What line of thinking you're referring to?

Transformers were aimed to solve the "context" problem and authors, being aware that RNNs don't scale at all neither do they solve that particular problem, had to come up with the algorithm that overcomes both of those issues. It turned out that the self-attention compute-scale was the crucial ingredient to solve the problem, something that RNNs were totally incapable of.

They modeled the algorithm to run on the hardware they had at that time available but hardware developed afterwards was a direct consequence, or how I called it a byproduct, of transformers proving themselves to be able to continuously scale. Had that not be true, we wouldn't have all those iterations of NVidia chips.

So, although one could say that the NVidia chip design is what enabled the transformers success, one could also say that we wouldn't have those chips if transformers didn't prove themselves to be so damn efficient. And I'm inclined to think the latter.

  • > This is not "just" machine learning because we have never been able to do things which we are today and this is not only the result of better hardware. Better hardware is actually a byproduct. Why build a PFLOPS GPU when there is nothing that can utilize it?

    This is the line of thinking I'm referring to.

    The "context" problem had already been somewhat solved. The attention mechanism existed prior to Transformers and was specifically used on RNNs. They certainly improved it, but innovation of the architecture was making it computation efficient to train.

    I'm not really following your argument. Clearly your acknowledging that it was first the case that with the hardware at the time, researchers demonstrated that simply scaling up training with more data yielded better models. The fact that hardware was then optimized for these for these architectures only reinforces this point.

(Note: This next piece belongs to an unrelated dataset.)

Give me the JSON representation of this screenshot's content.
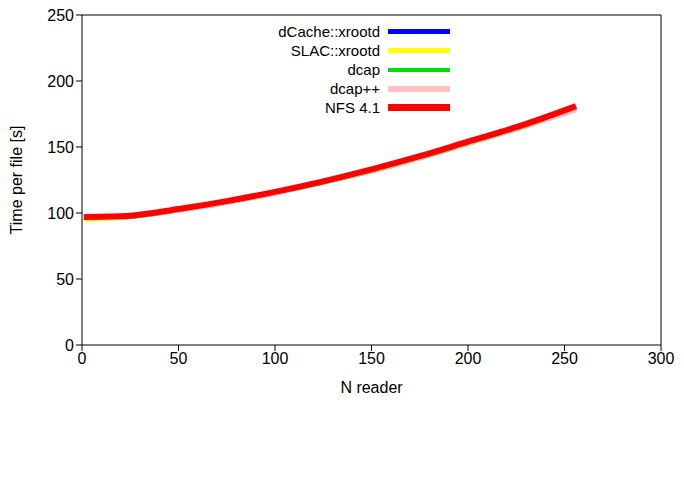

    All the papers discussing scaling laws point to the same thing, simply using more compute and data yields better results.

    > this is not only the result of better hardware

    Regarding this in particular. A majority of the improvement from GPT-2 and GPT-4 was simply training on a much larger scale. That was enabled by better hardware and lots of it.

    • > innovation of the architecture was making it computation efficient to train.

      and

      > researchers demonstrated that simply scaling up training with more data yielded better models

      and

      > The fact that hardware was then optimized for these for these architectures only reinforces this point.

      and

      > All the papers discussing scaling laws point to the same thing, simply using more compute and data yields better results.

      is what I am saying as well. I read the majority of those papers so this is all very known to me but I am perhaps writing it down in a more condensed format so that other readers that are light on the topic can pick the idea easier.

      > A majority of the improvement from GPT-2 and GPT-4 was simply training on a much larger scale. That was enabled by better hardware and lots of it.

      Ok, I see your point and the conclusion here is what we disagree with. You say that the innovation was simply enabled by the better hardware whereas I say that that better hardware wouldn't have its place if there hadn't been a great innovation in the algorithm itself. I don't think it's fair to say that the innovation is driven by the NVidia chips.

      I guess my point, simplistically saying, is if we had a lousy algorithm, new hardware wouldn't mean anything without rethinking or rewriting the algorithm. And with the transformers, this definitely hadn't been the case. There had been plenty of optimizations throughout the years in order to better utilize the HW (e.g. flash-attention) but the architecture of transformers remained more or less the same.